Public Relations Director General Pesco, Shaukat Afzal, lays the blame at lawmakers’ door. He says that Pesco depends on the developmental fund the KP lawmakers give for their respective constituencies to the former. Pesco does not work on areas where adequate funds are not given. Areas where hanging or damaged electric wires could be seen are those where the lawmakers have been reluctant to spend on such important projects.

According to the Unites States Agency for International Development (USAID) research, the unsteady, exposed and overlying power cables have been affecting the performance of the transformers as well. Frictions produced by snarled cables have damaged many transformers resulting in prolong power outages.

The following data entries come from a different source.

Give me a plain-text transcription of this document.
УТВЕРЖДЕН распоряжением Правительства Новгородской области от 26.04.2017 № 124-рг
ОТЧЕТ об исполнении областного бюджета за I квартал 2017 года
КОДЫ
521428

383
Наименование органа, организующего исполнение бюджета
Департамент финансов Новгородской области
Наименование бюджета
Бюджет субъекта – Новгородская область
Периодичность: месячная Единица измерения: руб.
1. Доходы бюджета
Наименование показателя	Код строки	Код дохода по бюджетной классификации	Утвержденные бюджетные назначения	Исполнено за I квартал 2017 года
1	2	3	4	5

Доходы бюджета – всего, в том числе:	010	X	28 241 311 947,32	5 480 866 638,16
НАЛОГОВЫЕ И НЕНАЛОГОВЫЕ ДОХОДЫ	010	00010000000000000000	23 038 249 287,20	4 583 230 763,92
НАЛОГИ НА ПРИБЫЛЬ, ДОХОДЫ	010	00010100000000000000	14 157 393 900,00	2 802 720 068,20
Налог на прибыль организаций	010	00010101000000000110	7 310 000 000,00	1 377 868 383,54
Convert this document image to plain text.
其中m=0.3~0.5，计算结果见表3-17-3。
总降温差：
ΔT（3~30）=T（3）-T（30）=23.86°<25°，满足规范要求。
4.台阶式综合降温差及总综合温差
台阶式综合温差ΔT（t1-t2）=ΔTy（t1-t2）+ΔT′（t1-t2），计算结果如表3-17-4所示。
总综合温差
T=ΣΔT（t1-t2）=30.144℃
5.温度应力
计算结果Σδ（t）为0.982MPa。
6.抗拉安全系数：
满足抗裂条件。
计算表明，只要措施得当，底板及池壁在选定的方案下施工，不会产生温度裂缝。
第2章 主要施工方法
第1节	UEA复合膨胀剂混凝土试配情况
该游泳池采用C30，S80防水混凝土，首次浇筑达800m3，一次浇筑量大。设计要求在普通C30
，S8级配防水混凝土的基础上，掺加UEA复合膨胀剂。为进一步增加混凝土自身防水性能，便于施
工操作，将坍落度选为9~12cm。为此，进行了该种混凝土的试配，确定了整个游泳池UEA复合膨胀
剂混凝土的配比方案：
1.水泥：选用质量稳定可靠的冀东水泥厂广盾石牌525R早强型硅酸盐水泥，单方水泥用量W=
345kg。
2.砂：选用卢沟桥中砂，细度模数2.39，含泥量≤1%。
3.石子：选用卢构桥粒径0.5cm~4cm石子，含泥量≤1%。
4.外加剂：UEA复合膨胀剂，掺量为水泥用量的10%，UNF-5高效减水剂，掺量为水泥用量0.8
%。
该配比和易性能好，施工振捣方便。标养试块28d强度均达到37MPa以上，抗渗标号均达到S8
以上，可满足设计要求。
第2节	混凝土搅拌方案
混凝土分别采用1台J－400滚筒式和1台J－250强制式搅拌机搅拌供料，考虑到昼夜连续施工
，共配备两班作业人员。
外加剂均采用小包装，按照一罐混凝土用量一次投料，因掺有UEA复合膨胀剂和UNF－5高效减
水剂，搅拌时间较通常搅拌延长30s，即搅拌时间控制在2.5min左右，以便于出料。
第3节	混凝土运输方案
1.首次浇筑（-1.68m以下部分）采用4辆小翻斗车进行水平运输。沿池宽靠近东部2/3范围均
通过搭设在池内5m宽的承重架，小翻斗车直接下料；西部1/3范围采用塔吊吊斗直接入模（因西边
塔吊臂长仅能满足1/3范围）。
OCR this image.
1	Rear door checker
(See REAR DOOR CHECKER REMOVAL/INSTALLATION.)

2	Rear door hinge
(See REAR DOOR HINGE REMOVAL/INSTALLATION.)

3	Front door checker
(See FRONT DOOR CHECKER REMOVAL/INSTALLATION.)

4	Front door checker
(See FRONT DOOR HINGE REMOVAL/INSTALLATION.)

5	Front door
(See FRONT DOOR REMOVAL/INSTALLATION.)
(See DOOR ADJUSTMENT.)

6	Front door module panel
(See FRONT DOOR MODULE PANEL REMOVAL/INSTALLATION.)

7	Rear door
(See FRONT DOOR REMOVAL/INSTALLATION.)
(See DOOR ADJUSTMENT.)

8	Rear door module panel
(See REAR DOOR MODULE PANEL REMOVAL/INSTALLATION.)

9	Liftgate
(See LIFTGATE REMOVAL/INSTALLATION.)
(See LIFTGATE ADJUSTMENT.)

According to the press reports, the USAID has initiated a Power Distribution Program in Pesco (the program covers total eight government owned power distribution companies) to reform its operational and financial efficiency. Under the program, the USAID will revamp, beside other things, the dysfunctional power cable system of the seven feeders in the city. The Aerial Bundle Conductor (ABC) is being used to replace the overlying cables. In ABC system the power cables are bundled together into a single wrap or an insulated cover. This protective insulation reduces the incidence of electrocution and short-circuits to 90 percent.

The ABC system will also reduce transmission and distribution losses by reducing power theft through the Kunda (hook) system. A power thief puts a hook on the uninsulated running wires attached to somebody else’s meter, thus stealing electricity while the cost is borne by others.

Speaking to the News Lens Pakistan, Fazal Ilahi the advisor to the chief minister KP on environment, says that the skyline of most of the areas in Peshawar like Gulbahar, Tehkal, Kohat Road, Ferdos, Sadder, Warsak Road are dotted with high-voltage electric cables giving an ugly look to the city. He says that his ministry has been pursuing Pesco for the rehabilitation of the city’s electric system, but so far, there has been no reprieve.